Pending Home Sales Increased in February But Took a Dip in the West


Pending home sales increased 0.8% in February compared with January but were down 21.1% compared with February 2022, according to the National Association of Realtors (NAR).

Regionally, and month-over-month, pending home sales increased 6.5% in the Northeast, 0.4% in the Midwest, and 0.7% in the South, while sales decreased 2.4% in the West.

Year-over-year, pending home sales were down 17% in the Northeast, 16.5% in the Midwest, 21.7% in the South, and 28.4% in the West.

“After nearly a year, the housing sector’s contraction is coming to an end,” says Lawrence Yun, chief economist for NAR, in a release. “Existing-home sales, pending contracts and new-home construction pending contracts have turned the corner and climbed for the past three months.
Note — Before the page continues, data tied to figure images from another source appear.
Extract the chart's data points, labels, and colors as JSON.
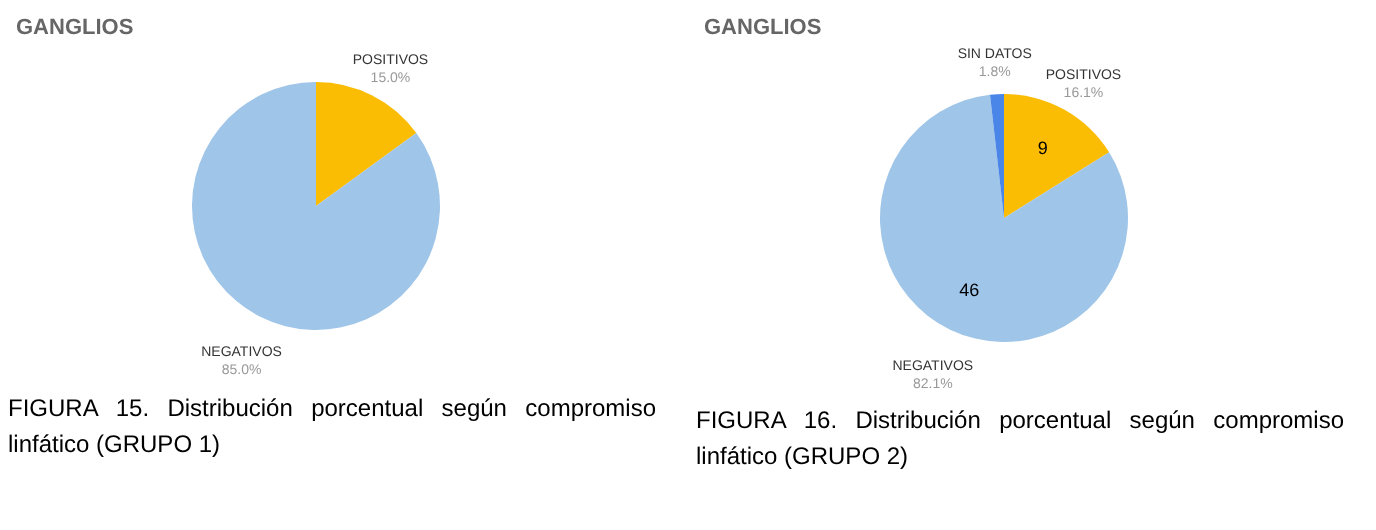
{
  "chart_data": [
    {
      "type": "pie",
      "title": "GANGLIOS",
      "categories": [
        "POSITIVOS",
        "NEGATIVOS"
      ],
      "values": [
        15,
        85
      ],
      "colors": [
        "#fbbc04",
        "#9fc5e8"
      ],
      "value_labels": [
        "15.0%",
        "85.0%"
      ],
      "legend": false,
      "annotations": [
        "FIGURA 15. Distribución porcentual según compromiso linfático (GRUPO 1)"
      ]
    },
    {
      "type": "pie",
      "title": "GANGLIOS",
      "categories": [
        "POSITIVOS",
        "NEGATIVOS",
        "SIN DATOS"
      ],
      "values": [
        16.1,
        82.1,
        1.8
      ],
      "colors": [
        "#fbbc04",
        "#9fc5e8",
        "#4a86e8"
      ],
      "value_labels": [
        "16.1%",
        "82.1%",
        "1.8%"
      ],
      "legend": false,
      "annotations": [
        {
          "text": "9",
          "x": "POSITIVOS"
        },
        {
          "text": "46",
          "x": "NEGATIVOS"
        },
        "FIGURA 16. Distribución porcentual según compromiso linfático (GRUPO 2)"
      ]
    }
  ]
}
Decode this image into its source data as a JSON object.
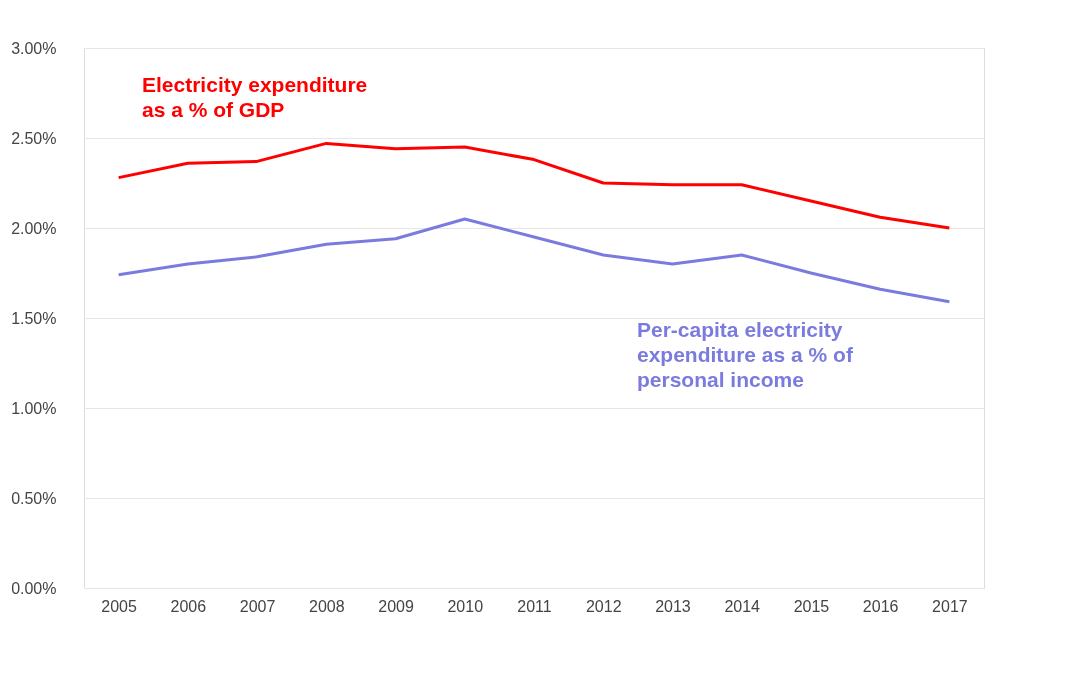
{
  "chart_data": {
    "type": "line",
    "categories": [
      "2005",
      "2006",
      "2007",
      "2008",
      "2009",
      "2010",
      "2011",
      "2012",
      "2013",
      "2014",
      "2015",
      "2016",
      "2017"
    ],
    "series": [
      {
        "name": "Electricity expenditure as a % of GDP",
        "color": "#ff0000",
        "values": [
          2.28,
          2.36,
          2.37,
          2.47,
          2.44,
          2.45,
          2.38,
          2.25,
          2.24,
          2.24,
          2.15,
          2.06,
          2.0
        ]
      },
      {
        "name": "Per-capita electricity expenditure as a % of personal income",
        "color": "#7b7bdf",
        "values": [
          1.74,
          1.8,
          1.84,
          1.91,
          1.94,
          2.05,
          1.95,
          1.85,
          1.8,
          1.85,
          1.75,
          1.66,
          1.59
        ]
      }
    ],
    "ylim": [
      0,
      3
    ],
    "yticks": [
      {
        "value": 0,
        "label": "0.00%"
      },
      {
        "value": 0.5,
        "label": "0.50%"
      },
      {
        "value": 1,
        "label": "1.00%"
      },
      {
        "value": 1.5,
        "label": "1.50%"
      },
      {
        "value": 2,
        "label": "2.00%"
      },
      {
        "value": 2.5,
        "label": "2.50%"
      },
      {
        "value": 3,
        "label": "3.00%"
      }
    ],
    "grid": "y",
    "marker": "none",
    "line_style": "solid"
  }
}
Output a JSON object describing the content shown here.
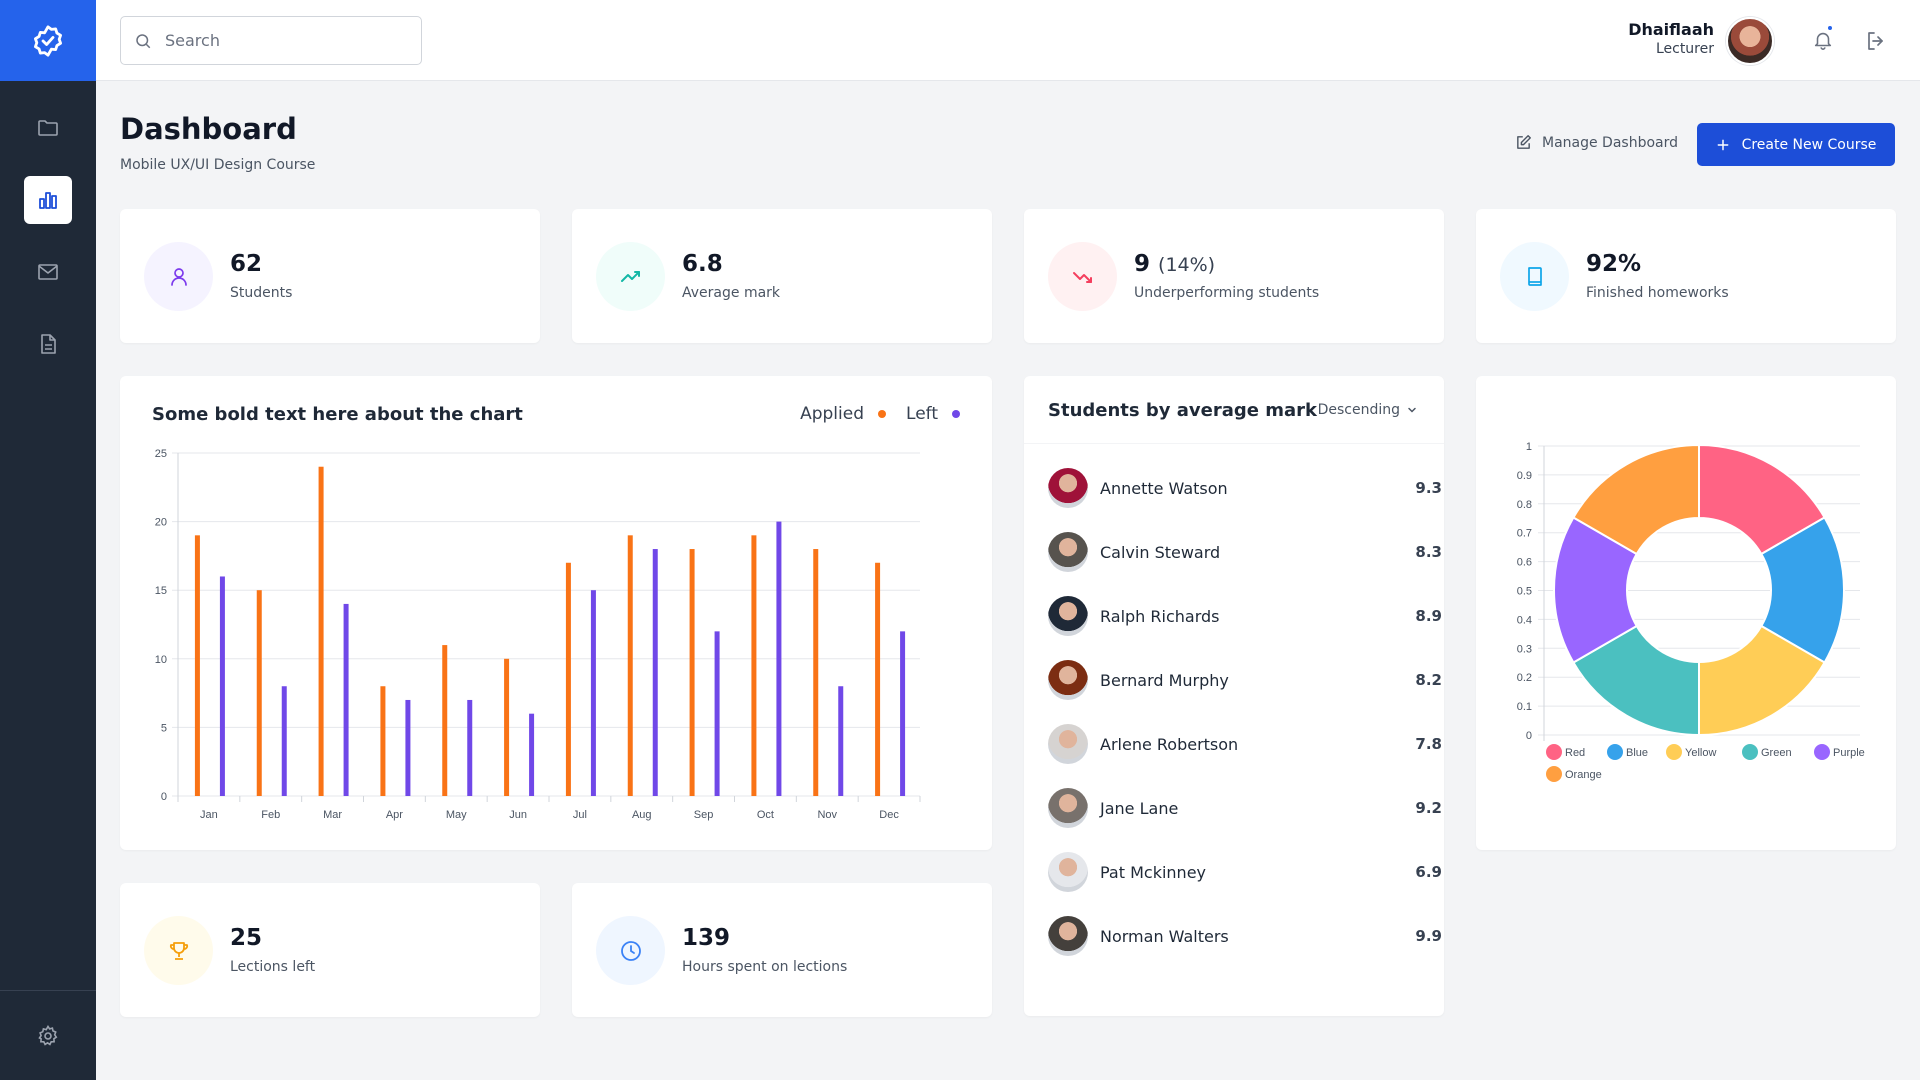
{
  "app": {
    "accent": "#2563eb",
    "sidebar_bg": "#1f2937"
  },
  "sidebar": {
    "items": [
      {
        "name": "folder-icon"
      },
      {
        "name": "chart-icon",
        "active": true
      },
      {
        "name": "mail-icon"
      },
      {
        "name": "document-icon"
      }
    ],
    "footer": {
      "name": "gear-icon"
    }
  },
  "topbar": {
    "search_placeholder": "Search",
    "user_name": "Dhaiflaah",
    "user_role": "Lecturer",
    "notification_dot": true
  },
  "header": {
    "title": "Dashboard",
    "subtitle": "Mobile UX/UI Design Course",
    "manage_label": "Manage Dashboard",
    "create_label": "Create New Course"
  },
  "stats": [
    {
      "value": "62",
      "suffix": "",
      "label": "Students",
      "icon": "user-icon",
      "color": "#7c3aed",
      "bg": "#f5f3ff"
    },
    {
      "value": "6.8",
      "suffix": "",
      "label": "Average mark",
      "icon": "trend-up-icon",
      "color": "#14b8a6",
      "bg": "#f0fdfa"
    },
    {
      "value": "9",
      "suffix": "(14%)",
      "label": "Underperforming students",
      "icon": "trend-down-icon",
      "color": "#f43f5e",
      "bg": "#fff1f2"
    },
    {
      "value": "92%",
      "suffix": "",
      "label": "Finished homeworks",
      "icon": "book-icon",
      "color": "#0ea5e9",
      "bg": "#f0f9ff"
    },
    {
      "value": "25",
      "suffix": "",
      "label": "Lections left",
      "icon": "trophy-icon",
      "color": "#f59e0b",
      "bg": "#fffbeb"
    },
    {
      "value": "139",
      "suffix": "",
      "label": "Hours spent on lections",
      "icon": "clock-icon",
      "color": "#3b82f6",
      "bg": "#eff6ff"
    }
  ],
  "students": {
    "title": "Students by average mark",
    "sort_label": "Descending",
    "items": [
      {
        "name": "Annette Watson",
        "mark": "9.3",
        "avatar": "#9f1239"
      },
      {
        "name": "Calvin Steward",
        "mark": "8.3",
        "avatar": "#57534e"
      },
      {
        "name": "Ralph Richards",
        "mark": "8.9",
        "avatar": "#1f2937"
      },
      {
        "name": "Bernard Murphy",
        "mark": "8.2",
        "avatar": "#7c2d12"
      },
      {
        "name": "Arlene Robertson",
        "mark": "7.8",
        "avatar": "#d6d3d1"
      },
      {
        "name": "Jane Lane",
        "mark": "9.2",
        "avatar": "#78716c"
      },
      {
        "name": "Pat Mckinney",
        "mark": "6.9",
        "avatar": "#e5e7eb"
      },
      {
        "name": "Norman Walters",
        "mark": "9.9",
        "avatar": "#44403c"
      }
    ]
  },
  "chart_data": [
    {
      "type": "bar",
      "title": "Some bold text here about the chart",
      "categories": [
        "Jan",
        "Feb",
        "Mar",
        "Apr",
        "May",
        "Jun",
        "Jul",
        "Aug",
        "Sep",
        "Oct",
        "Nov",
        "Dec"
      ],
      "series": [
        {
          "name": "Applied",
          "color": "#f97316",
          "values": [
            19,
            15,
            24,
            8,
            11,
            10,
            17,
            19,
            18,
            19,
            18,
            17
          ]
        },
        {
          "name": "Left",
          "color": "#7048e8",
          "values": [
            16,
            8,
            14,
            7,
            7,
            6,
            15,
            18,
            12,
            20,
            8,
            12
          ]
        }
      ],
      "ylim": [
        0,
        25
      ],
      "yticks": [
        0,
        5,
        10,
        15,
        20,
        25
      ],
      "grid": true,
      "legend": "top-right"
    },
    {
      "type": "pie",
      "variant": "doughnut",
      "categories": [
        "Red",
        "Blue",
        "Yellow",
        "Green",
        "Purple",
        "Orange"
      ],
      "values": [
        1,
        1,
        1,
        1,
        1,
        1
      ],
      "colors": [
        "#ff6384",
        "#36a2eb",
        "#ffcd56",
        "#4bc0c0",
        "#9966ff",
        "#ff9f40"
      ],
      "yticks": [
        "0",
        "0.1",
        "0.2",
        "0.3",
        "0.4",
        "0.5",
        "0.6",
        "0.7",
        "0.8",
        "0.9",
        "1"
      ],
      "legend": "bottom"
    }
  ]
}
“The affordable U.S. regions – the Midwest and South – are leading the recovery,” Yun adds. “Mortgage rates have improved in recent weeks after the federal government guaranteed the status of most mortgages amidst uncertainty in the financial market. While access to commercial mortgage loans could become increasingly difficult, residential mortgage loans are expected to be more readily available.”
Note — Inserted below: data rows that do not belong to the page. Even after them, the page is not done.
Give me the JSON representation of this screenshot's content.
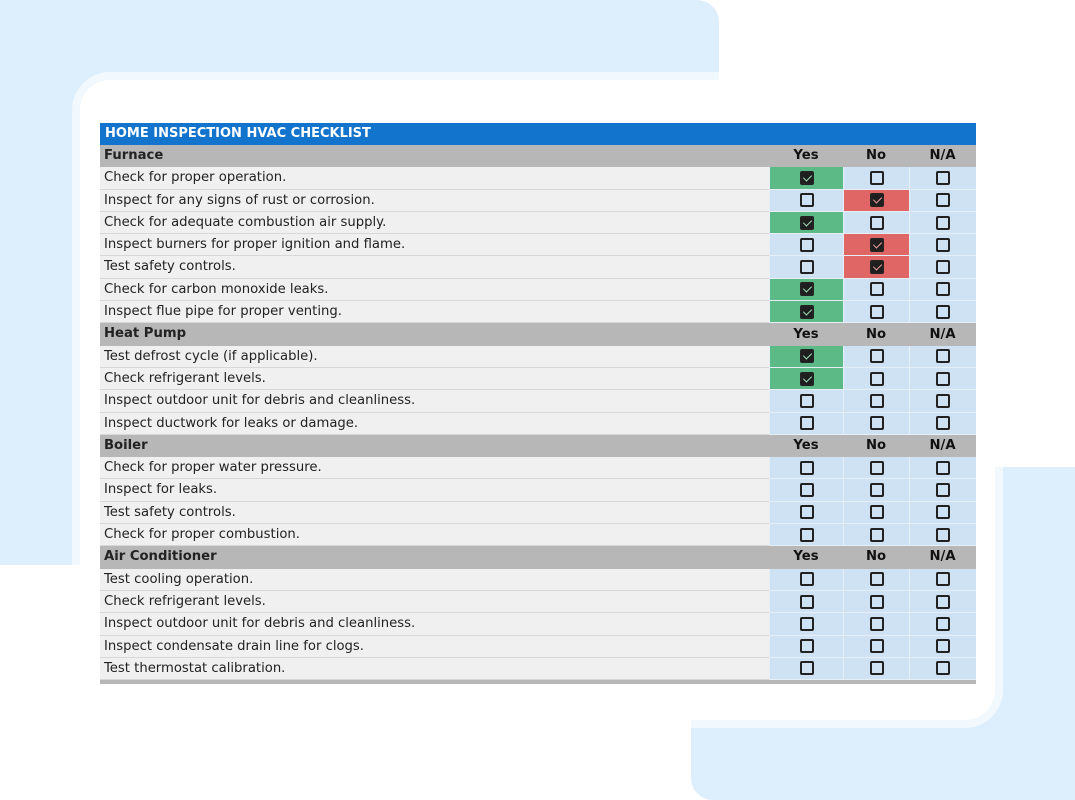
{
  "title": "HOME INSPECTION HVAC CHECKLIST",
  "columns": [
    "Yes",
    "No",
    "N/A"
  ],
  "colors": {
    "header": "#1274cd",
    "yes": "#5cba86",
    "no": "#e06666",
    "cell": "#cfe2f3"
  },
  "sections": [
    {
      "name": "Furnace",
      "items": [
        {
          "label": "Check for proper operation.",
          "answer": "Yes"
        },
        {
          "label": "Inspect for any signs of rust or corrosion.",
          "answer": "No"
        },
        {
          "label": "Check for adequate combustion air supply.",
          "answer": "Yes"
        },
        {
          "label": "Inspect burners for proper ignition and flame.",
          "answer": "No"
        },
        {
          "label": "Test safety controls.",
          "answer": "No"
        },
        {
          "label": "Check for carbon monoxide leaks.",
          "answer": "Yes"
        },
        {
          "label": "Inspect flue pipe for proper venting.",
          "answer": "Yes"
        }
      ]
    },
    {
      "name": "Heat Pump",
      "items": [
        {
          "label": "Test defrost cycle (if applicable).",
          "answer": "Yes"
        },
        {
          "label": "Check refrigerant levels.",
          "answer": "Yes"
        },
        {
          "label": "Inspect outdoor unit for debris and cleanliness.",
          "answer": ""
        },
        {
          "label": "Inspect ductwork for leaks or damage.",
          "answer": ""
        }
      ]
    },
    {
      "name": "Boiler",
      "items": [
        {
          "label": "Check for proper water pressure.",
          "answer": ""
        },
        {
          "label": "Inspect for leaks.",
          "answer": ""
        },
        {
          "label": "Test safety controls.",
          "answer": ""
        },
        {
          "label": "Check for proper combustion.",
          "answer": ""
        }
      ]
    },
    {
      "name": "Air Conditioner",
      "items": [
        {
          "label": "Test cooling operation.",
          "answer": ""
        },
        {
          "label": "Check refrigerant levels.",
          "answer": ""
        },
        {
          "label": "Inspect outdoor unit for debris and cleanliness.",
          "answer": ""
        },
        {
          "label": "Inspect condensate drain line for clogs.",
          "answer": ""
        },
        {
          "label": "Test thermostat calibration.",
          "answer": ""
        }
      ]
    }
  ]
}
“Pending-home sales increased for the third straight month, beating consensus expectations,” says Ksenia Potapov, economist for First American, in a statement. “February’s uptick … is just one of the green shoots signaling that the housing market is thawing in time for spring home-buying. Other leading indicators, including mortgage applications and builder confidence, have also been trending higher.”

Low inventory, however, remains a headwind.

“Higher mortgage rates reduce house-buying power and keep existing homeowners rate locked-in, preventing supply from reaching the market,” Potapov says. “However, potential home buyers are ready to jump in and responsive to lower mortgage rates. Mortgage rates have declined in recent weeks and the labor market has remained strong. If these dynamics persist, housing market activity should continue to warm up along with the weather.”